Aus diesen beiden Erfahrungen, dem zerbrochenen Bild in der Erblindung und dem Wissen um die Möglichkeit seiner Ganzheit, die nur noch imaginiert werden kann, speist sich die erblindete Ästhetik, die erblindete ästhetische Wahrnehmung als ein Nicht-Mehr, das zu einem Noch-Nicht kommen will. Die Verletzung der Erblindung überzieht sich mit Bildern.
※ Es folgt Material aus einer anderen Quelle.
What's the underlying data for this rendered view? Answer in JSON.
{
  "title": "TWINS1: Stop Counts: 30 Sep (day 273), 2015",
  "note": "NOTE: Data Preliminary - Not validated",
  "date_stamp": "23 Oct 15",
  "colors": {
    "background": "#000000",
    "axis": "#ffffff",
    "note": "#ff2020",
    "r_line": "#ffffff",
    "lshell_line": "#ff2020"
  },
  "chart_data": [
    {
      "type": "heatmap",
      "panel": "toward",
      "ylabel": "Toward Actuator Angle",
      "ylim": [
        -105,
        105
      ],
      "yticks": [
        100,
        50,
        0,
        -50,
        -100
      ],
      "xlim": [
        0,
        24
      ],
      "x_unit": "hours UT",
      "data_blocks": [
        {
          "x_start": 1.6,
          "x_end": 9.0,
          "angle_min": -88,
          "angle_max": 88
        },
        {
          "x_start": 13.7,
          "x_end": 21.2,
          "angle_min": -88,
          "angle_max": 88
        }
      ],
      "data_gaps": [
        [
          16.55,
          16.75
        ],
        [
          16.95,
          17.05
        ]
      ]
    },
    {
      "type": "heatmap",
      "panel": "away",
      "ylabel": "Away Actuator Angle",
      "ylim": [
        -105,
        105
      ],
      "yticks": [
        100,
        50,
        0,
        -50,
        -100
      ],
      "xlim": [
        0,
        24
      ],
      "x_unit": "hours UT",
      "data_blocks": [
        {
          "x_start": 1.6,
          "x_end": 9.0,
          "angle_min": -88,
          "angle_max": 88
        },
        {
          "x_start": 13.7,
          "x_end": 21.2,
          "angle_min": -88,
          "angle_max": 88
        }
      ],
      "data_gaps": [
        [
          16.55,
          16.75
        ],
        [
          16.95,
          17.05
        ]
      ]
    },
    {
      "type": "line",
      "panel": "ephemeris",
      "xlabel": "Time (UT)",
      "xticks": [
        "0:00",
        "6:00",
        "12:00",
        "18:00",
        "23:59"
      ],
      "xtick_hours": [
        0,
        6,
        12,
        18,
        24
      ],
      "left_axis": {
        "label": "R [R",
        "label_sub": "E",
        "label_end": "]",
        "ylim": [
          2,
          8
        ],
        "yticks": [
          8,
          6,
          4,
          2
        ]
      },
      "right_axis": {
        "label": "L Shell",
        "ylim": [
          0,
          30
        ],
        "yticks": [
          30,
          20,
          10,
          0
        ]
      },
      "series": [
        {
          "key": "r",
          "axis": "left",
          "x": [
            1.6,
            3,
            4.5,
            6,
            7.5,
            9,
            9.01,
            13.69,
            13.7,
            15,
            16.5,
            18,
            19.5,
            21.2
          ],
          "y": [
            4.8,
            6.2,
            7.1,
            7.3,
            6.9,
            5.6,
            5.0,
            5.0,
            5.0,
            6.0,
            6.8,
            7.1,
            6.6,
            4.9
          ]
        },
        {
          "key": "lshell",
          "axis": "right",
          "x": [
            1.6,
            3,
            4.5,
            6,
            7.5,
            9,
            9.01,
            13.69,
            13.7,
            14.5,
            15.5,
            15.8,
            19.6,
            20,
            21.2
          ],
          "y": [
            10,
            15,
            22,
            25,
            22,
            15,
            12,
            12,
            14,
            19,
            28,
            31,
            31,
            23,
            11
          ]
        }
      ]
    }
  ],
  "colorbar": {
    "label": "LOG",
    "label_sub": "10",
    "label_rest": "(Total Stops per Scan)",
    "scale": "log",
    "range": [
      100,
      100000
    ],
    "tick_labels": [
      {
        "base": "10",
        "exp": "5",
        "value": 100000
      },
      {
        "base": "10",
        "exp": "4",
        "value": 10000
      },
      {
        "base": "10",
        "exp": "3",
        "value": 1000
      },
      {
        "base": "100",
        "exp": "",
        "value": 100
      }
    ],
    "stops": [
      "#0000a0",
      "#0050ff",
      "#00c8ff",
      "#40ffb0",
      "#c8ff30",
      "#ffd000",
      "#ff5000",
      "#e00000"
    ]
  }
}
Der Bruch birgt für die künstlerische Arbeit Erblindeter neues und enormes Potential: Entfällt das Bild als integrierende Einheit der Eigenschaften der Dinge, suchen sich die Komponenten und Eigenschaften der Dinge, die Momente des Sinnlichen wie die Momente der Sprache neue vereinheitlichende Komponenten, die sie zu ihrem Rahmen machen. Zu allererst aber lösen sie sich vom Begriff, mit dem sie beginnen zu spielen, der selbst zu einer unberechenbaren Eigenschaft wird.
Am Anfang steht „die Grausamkeit der Erblindung“, als Ursprung des Bildes war der Bildverlust im optischen Sinne zu sehen, und was da gesehen wurde, waren Bilder, die aus dem Schmerz kamen und diesen Schmerz nicht nur zu überwinden suchten. Auf der Suche auch nach Bildern für den Schmerz. Die Bilder die da gefunden wurden, waren Bilder des Blinden und in eben dieser Doppeldeutigkeit: Die Verletzung die Verkrüppelung der Sinne als Ursprung des Bildes, ja des Lichtes.
Frank Amann nimmt all diese Bilder filmisch wörtlich und erschafft so einen wunderbaren Film über das Licht.
Der vollständige Text wird demnächst im Rahmen eines Buchprojektes erscheinen.